POJ1013 Counterfeit Dollar

POJ1013 Counterfeit Dollar

Description

Sally Jones has a dozen Voyageur silver dollars. However, only eleven of the coins are true silver dollars; one coin is counterfeit even though its color and size make it indistinguishable from the real silver dollars. The counterfeit coin has a different weight from the other coins but Sally does not know if it is heavier or lighter than the real coins.
Happily, Sally has a friend who loans her a very accurate balance scale. The friend will permit Sally three weighings to find the counterfeit coin. For instance, if Sally weighs two coins against each other and the scales balance then she knows these two coins are true. Now if Sally weighs
one of the true coins against a third coin and the scales do not balance then Sally knows the third coin is counterfeit and she can tell whether it is light or heavy depending on whether the balance on which it is placed goes up or down, respectively.
By choosing her weighings carefully, Sally is able to ensure that she will find the counterfeit coin with exactly three weighings.

Input

The first line of input is an integer n (n > 0) specifying the number of cases to follow. Each case consists of three lines of input, one for each weighing. Sally has identified each of the coins with the letters A–L. Information on a weighing will be given by two strings of letters and then one of the words up'',down”, or “even”. The first string of letters will represent the coins on the left balance; the second string, the coins on the right balance. (Sally will always place the same number of coins on the right balance as on the left balance.) The word in the third position will tell whether the right side of the balance goes up, down, or remains even.

Output

For each case, the output will identify the counterfeit coin by its letter and tell whether it is heavy or light.

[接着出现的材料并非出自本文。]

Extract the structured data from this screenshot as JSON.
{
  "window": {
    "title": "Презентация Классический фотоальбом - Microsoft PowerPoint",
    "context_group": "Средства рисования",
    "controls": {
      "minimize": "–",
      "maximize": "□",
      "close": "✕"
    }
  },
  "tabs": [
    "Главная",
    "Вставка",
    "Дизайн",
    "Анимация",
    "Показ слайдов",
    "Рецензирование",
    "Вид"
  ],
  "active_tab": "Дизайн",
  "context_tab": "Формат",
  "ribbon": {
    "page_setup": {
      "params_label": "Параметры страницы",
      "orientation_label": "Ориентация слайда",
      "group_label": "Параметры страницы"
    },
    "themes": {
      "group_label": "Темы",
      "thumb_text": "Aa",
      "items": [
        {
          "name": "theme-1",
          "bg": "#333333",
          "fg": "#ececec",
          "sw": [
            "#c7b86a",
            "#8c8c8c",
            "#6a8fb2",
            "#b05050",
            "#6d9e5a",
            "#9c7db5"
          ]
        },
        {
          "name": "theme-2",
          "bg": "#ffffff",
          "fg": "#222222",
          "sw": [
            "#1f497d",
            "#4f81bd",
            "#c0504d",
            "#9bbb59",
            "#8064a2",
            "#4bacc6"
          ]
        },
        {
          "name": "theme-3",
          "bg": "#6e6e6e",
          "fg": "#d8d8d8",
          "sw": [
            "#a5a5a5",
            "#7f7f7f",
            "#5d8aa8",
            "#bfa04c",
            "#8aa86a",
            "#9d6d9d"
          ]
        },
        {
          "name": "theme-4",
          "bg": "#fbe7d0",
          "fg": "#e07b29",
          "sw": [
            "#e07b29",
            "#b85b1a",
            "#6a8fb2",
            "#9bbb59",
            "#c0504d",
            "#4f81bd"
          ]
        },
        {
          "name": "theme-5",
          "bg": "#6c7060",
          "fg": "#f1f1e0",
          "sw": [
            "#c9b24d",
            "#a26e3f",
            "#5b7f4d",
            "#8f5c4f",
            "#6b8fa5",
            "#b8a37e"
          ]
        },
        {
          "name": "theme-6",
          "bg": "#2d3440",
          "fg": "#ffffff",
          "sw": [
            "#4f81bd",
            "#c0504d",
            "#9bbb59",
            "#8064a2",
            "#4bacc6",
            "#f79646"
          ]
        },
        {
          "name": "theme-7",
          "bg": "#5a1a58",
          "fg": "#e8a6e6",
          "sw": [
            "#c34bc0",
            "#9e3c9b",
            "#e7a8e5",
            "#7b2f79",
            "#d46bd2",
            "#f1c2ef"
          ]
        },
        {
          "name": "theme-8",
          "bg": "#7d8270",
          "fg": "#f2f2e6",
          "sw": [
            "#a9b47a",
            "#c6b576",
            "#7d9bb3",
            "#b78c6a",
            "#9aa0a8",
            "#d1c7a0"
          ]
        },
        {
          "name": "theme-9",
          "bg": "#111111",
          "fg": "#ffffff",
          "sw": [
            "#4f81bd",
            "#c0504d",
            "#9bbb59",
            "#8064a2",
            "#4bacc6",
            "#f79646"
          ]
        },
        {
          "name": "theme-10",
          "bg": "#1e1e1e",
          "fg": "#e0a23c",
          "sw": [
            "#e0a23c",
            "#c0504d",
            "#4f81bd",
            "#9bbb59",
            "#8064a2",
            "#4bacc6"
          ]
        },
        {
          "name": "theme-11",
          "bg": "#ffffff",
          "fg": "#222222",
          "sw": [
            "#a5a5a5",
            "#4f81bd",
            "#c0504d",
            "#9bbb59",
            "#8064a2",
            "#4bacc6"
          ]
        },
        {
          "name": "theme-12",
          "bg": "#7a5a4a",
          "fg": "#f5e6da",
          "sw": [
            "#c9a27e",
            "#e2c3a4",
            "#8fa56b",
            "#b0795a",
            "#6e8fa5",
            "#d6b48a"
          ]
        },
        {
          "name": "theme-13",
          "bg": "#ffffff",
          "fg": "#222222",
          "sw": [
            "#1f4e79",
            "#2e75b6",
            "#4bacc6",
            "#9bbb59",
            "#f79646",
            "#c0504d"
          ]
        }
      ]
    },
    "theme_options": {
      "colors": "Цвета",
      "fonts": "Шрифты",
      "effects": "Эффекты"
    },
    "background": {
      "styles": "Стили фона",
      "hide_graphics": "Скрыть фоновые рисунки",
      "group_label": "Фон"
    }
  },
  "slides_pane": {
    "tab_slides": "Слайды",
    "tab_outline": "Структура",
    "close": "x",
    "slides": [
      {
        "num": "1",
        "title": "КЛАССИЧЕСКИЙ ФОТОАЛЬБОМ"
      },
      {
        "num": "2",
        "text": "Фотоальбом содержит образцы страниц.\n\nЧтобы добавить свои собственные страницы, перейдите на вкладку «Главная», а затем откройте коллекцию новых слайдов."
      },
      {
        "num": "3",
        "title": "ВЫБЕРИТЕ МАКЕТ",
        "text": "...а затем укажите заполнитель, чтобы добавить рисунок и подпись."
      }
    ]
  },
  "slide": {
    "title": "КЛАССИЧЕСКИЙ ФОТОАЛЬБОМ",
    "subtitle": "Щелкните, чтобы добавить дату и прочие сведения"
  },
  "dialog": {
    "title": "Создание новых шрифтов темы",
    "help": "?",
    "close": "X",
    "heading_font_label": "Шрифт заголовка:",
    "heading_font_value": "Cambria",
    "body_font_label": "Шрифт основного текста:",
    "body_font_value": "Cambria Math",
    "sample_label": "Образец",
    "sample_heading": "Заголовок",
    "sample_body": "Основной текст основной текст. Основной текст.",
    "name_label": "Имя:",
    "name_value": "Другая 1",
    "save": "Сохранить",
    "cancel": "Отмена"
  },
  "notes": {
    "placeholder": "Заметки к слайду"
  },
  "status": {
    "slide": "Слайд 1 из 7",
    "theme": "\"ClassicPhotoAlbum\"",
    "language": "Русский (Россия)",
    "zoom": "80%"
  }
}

The solution will always be uniquely determined.

Sample Input

1
ABCD EFGH even
ABCI EFJK up
ABIJ EFGH even

Sample Output

K is the counterfeit coin and it is light.

题目大意

有12个硬币，其中一个为假币，11真币，假币不知轻重，现给出三次称量方式（左右盘各有哪几枚硬币）及结果（右边盘子高或低或平），问哪一个是假币，轻还是重。

算法

穷举暴力，每个Case中穷举假设12 * 2 次（12个中某个硬币假设为假币，有两种轻重可能）检查一遍，看到和称量结果一致的假设就输出。

AC代码

#include<stdio.h>
#include<string.h>

typedef enum {left = -1, even = 0, right = 1} weigh;    
//Which side is higher?
typedef enum {light = 0, heavy = 1} Fake;               
//Assumption: fake coin---light or heavy?

typedef struct {
    char Left[10];
    char Right[10];
    weigh Status;
} Balance;                                              
//one balance --- left side right side and status

void GetWeighing(Balance Weighing[]);                   
//Get the weighing result
int TestWeigh(Balance Weighing[], char coin, Fake how); 
//Is our assumption reasonable?
weigh Judge(char * stat);

int main()
{   
    Balance Weighing[3];
    char *Counterfeit[2] = {"light", "heavy"};
    int N;

    scanf("%d", &N);
    for (int i = 0; i < N; i++) {
        GetWeighing(Weighing);
        for (int j = 0; j < 12; j++) {                  
        //test 12 * 2 assumptions
            Fake how = light;
            if (TestWeigh(Weighing, 'A' + j, how)) {
                printf("%c is the counterfeit coin and it is %s.\n", 'A' + j, Counterfeit[(int)how]);
            }
            else {
                how = heavy;
                if (TestWeigh(Weighing, 'A' + j, how)) {
                    printf("%c is the counterfeit coin and it is %s.\n", 'A' + j, Counterfeit[(int)how]);
                }
            }
        }
    }

    return 0;
}

void GetWeighing(Balance Weighing[])
{
    char stat[5];

    for (int i = 0; i < 3; i++) {
        scanf("%s %s", Weighing[i].Left, Weighing[i].Right);
        scanf("%s", stat);
        Weighing[i].Status = Judge(stat);
    }
}

weigh Judge(char * stat)
{
    if (stat[0] == 'e') {
        return even;
    }
    else if (stat[0] == 'u') {
        return right;
    }
    else {
        return left;
    }
}

int TestWeigh(Balance Weighing[], char coin, Fake how)
{
    weigh Shouldbe;
    //result according to the assumption
    int BOOL = 1;

    for (int k = 0; k < 3; k++) {
        char * l = strchr(Weighing[k].Left, coin), * r = strchr(Weighing[k].Right, coin);
        if (l == NULL && r == NULL) {   
            Shouldbe = even;
        }
        else if ((l == NULL && how == light) || (r == NULL && how == heavy)) {
            Shouldbe = right;
        }
        else {
            Shouldbe = left;
        }
        if (Shouldbe != Weighing[k].Status) {
            BOOL = 0;
        }
    }

    return BOOL;
}